A expansão acompanha o crescimento das regiões
O caso do Itapoã também ajuda a ilustrar um desafio maior do Distrito Federal.
Regiões que crescem precisam de escolas, transporte, comércio, áreas de lazer, infraestrutura e, naturalmente, serviços de saúde.
Quando uma nova área residencial se desenvolve, a demanda não aparece apenas nas ruas e nos imóveis. Ela também chega aos equipamentos públicos.
No Itapoã Parque, a estimativa é de aproximadamente 30 mil habitantes.

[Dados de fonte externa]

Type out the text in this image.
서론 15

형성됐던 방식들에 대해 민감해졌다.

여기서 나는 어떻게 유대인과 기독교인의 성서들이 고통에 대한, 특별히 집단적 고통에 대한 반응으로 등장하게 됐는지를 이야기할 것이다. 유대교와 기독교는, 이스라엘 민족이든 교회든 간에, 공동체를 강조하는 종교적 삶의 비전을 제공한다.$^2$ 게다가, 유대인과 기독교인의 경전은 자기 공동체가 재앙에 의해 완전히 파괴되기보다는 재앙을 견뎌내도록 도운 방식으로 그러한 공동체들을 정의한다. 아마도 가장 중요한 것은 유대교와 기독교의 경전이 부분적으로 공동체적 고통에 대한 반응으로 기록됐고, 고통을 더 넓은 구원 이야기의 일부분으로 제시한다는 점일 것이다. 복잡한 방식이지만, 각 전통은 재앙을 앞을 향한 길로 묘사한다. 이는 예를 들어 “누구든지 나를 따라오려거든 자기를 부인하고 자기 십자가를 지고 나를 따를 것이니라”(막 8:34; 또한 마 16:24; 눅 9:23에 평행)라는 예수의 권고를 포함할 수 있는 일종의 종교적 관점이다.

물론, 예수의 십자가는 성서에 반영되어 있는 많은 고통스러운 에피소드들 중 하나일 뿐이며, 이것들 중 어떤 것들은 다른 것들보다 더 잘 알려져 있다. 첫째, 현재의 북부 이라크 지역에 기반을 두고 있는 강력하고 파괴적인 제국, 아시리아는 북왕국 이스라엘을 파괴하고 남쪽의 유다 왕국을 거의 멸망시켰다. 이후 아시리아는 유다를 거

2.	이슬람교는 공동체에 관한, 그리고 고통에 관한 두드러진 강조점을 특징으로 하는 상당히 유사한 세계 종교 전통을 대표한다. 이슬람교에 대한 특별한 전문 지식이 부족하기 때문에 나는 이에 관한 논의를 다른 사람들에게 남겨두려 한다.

A chegada de uma nova UBS representa justamente uma tentativa de aproximar a rede de saúde dessa população.
Um serviço público que começa pelo território
A lógica da Atenção Primária é essencialmente territorial.
A equipe conhece a população atendida, acompanha famílias e identifica necessidades que podem variar de uma região para outra.
É por isso que os agentes comunitários de saúde têm papel importante nesse modelo: eles ajudam a aproximar o serviço público da realidade dos moradores.
Quanto melhor essa conexão funciona, maior a possibilidade de identificar necessidades antes que elas se transformem em problemas mais complexos.
Como descobrir qual é a sua UBS?
No Distrito Federal, cada morador possui uma UBS de referência de acordo com o endereço de residência.
A Secretaria de Saúde mantém o Busca Saúde UBS, ferramenta que permite consultar a unidade de referência, endereço e horário de funcionamento.
É importante lembrar que, para vacinação, farmácia básica e situações de urgência, existem regras específicas que permitem buscar atendimento em outras unidades, independentemente do endereço residencial.
Serviço — UBS 5 do Itapoã
Onde: DF-001, nas proximidades do Condomínio 47, no Itapoã Parque.
Funcionamento: segunda a sexta-feira, das 7h às 17h.
Atendimentos: consultas médicas e de enfermagem, acompanhamento de doenças crônicas, saúde da mulher, planejamento reprodutivo, inserção de DIU e Implanon e testes rápidos para ISTs.
Atenção: coleta de exames, atendimento odontológico e farmácia continuam, neste momento, nas UBSs 2 e 3 do Itapoã.
Saúde pública também é proximidade
A abertura de uma nova UBS pode parecer uma notícia local, mas revela uma questão que interessa a todo o Distrito Federal.
Quanto mais o DF cresce e novas áreas passam a concentrar moradores, maior é o desafio de fazer com que a estrutura pública acompanhe essa transformação.
Na saúde, isso significa ter unidades próximas, equipes suficientes, atendimento contínuo e uma rede capaz de encaminhar o paciente quando necessário.
A UBS 5 do Itapoã começa justamente nesse ponto: levar a porta de entrada do sistema de saúde para mais perto de quem mora em uma região que cresceu rapidamente.
No fim, a discussão sobre atenção básica não é apenas sobre prédios ou consultas.
É sobre uma pergunta bastante simples — e fundamental para qualquer cidade: quanto mais perto o serviço essencial estiver da população, mais fácil fica cuidar da saúde antes que o problema se torne maior.